While working at Ballet Theatre, Robbins was recognized and praised by the great dance critic Edwin Denby, who remained a lifelong friend and supporter. At age 24, Robbins created “Fancy Free,” with music by another rising star, Leonard Bernstein. The ballet opened in 1944 to more than 20 curtain calls—a runaway hit.
The triumphs that followed were many. Between 1944 and 1955 Robbins did a musical comedy and one or two ballets nearly every year. Expanding “Fancy Free” into the musical comedy “On the Town” (1944), Robbins reveled in collaborating with Bernstein, Smith, Betty Comden and Adolph Green and the veteran director George Abbott. He performed and choreographed for N.Y.C.B., and on Broadway his hits included “Call Me Madam,” “The King and I” and “Bells Are Ringing.”
But a man of desperate insecurity, he led a tumultuous personal life, including multiple affairs with men and women. His life took a wretched turn when the House Committee on Un-American Activities called him on the stand in 1953 and he named names. This cost him many friends and opened an inner wound in Robbins that never healed.
Still, his talent was indomitable, and landmark successes followed: “West Side Story” in 1957, “Gypsy” in 1959, “Fiddler on the Roof” in 1964. In the late 1950’s he founded a company, Ballets: U.S.A., which had great success in Europe. In 1966 he created the American Theatre Laboratory. In 1969 Robbins returned to N.Y.C.B., where he made one of his greatest ballets, “Dances at a Gathering,” to piano music by Chopin.
Jowitt, who has been the principal dance critic for The Village Voice since 1967, traces Robbins’s last years with the same sympathetic care she brings to the rest of this exhaustively researched, painstakingly detailed biography. It is thrilling to read of his late successes and saddening to note the deaths of his parents, a variety of lovers and his invaluable assistant, Edith Weissman. (The one person who seems simply to disappear toward the end of the book is Tanny Le Clercq, whom Robbins probably loved longest and best through all his life.)
Jowitt does tend to pile on detail, but nevertheless excels in describing the ballets and in evoking Robbins’s style, with his fusion of music and dance, his eye for the whole, his magical use of space, his acute visual sense and theatricality, and his typically relaxed, American use of the neo-classical ballet vocabulary.

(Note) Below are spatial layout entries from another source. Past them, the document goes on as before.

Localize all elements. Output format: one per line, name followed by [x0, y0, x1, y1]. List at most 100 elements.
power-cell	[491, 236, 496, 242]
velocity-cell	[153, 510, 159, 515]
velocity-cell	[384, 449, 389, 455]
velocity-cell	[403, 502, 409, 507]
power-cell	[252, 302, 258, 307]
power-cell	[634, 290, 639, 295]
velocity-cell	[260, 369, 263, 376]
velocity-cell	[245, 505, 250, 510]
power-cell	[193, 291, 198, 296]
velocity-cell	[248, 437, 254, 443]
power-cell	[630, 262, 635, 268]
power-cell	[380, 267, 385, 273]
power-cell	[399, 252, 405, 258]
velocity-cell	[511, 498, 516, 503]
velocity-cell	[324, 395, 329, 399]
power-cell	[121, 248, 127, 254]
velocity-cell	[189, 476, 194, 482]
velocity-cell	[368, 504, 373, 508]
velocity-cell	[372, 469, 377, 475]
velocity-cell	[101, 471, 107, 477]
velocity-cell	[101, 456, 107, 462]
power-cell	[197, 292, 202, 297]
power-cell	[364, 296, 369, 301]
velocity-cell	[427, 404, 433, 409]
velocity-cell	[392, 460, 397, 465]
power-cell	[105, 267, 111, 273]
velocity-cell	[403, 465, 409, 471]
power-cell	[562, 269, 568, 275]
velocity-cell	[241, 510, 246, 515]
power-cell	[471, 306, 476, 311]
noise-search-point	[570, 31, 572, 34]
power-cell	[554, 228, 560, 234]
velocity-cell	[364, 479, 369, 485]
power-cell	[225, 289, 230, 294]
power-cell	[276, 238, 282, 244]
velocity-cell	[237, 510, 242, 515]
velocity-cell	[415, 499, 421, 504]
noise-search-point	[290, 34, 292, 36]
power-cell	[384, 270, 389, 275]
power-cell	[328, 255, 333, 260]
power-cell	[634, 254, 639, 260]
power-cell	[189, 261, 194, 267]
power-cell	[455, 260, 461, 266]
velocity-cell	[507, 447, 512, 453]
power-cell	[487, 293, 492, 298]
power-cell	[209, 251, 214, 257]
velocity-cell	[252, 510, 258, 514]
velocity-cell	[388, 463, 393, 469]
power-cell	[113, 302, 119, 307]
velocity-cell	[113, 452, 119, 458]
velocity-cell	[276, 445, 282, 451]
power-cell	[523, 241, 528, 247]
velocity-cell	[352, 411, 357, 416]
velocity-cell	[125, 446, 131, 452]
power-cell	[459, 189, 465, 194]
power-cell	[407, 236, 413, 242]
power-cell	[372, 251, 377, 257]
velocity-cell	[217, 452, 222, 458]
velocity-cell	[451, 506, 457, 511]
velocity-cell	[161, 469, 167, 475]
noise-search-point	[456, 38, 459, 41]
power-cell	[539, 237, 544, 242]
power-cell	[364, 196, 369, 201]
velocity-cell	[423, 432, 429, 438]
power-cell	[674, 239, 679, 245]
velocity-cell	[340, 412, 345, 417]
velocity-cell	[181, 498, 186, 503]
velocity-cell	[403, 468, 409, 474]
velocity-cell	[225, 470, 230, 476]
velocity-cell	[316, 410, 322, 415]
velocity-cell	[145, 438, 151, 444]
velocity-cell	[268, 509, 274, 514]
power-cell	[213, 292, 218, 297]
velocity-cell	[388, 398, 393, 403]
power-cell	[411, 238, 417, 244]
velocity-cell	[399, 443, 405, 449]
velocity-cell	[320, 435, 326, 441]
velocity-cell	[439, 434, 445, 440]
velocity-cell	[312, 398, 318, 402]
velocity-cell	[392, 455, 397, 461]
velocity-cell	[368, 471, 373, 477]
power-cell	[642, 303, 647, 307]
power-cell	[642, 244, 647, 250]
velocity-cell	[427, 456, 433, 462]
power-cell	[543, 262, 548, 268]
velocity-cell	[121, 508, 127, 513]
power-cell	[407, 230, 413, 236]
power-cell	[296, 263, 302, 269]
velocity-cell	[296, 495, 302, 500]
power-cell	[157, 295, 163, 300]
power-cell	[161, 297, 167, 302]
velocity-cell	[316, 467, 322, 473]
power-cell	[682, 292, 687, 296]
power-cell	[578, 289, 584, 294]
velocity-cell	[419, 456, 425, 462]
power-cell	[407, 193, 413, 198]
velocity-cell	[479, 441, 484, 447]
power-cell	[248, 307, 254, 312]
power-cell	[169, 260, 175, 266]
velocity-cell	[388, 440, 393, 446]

At the time of his death in 1998, Jerome Robbins was the greatest American-born choreographer in ballet. His cultural achievements and numerous honors, however, did little to assuage an anguish of self-loathing and insecurity. It is for each of us to measure the scope of that anguish. Balanchine once made a remark to Robbins that he treasured all his life: “We penetrate into that place of silence which everyone is terrified of.... It’s the place with no words & no names & no objects.”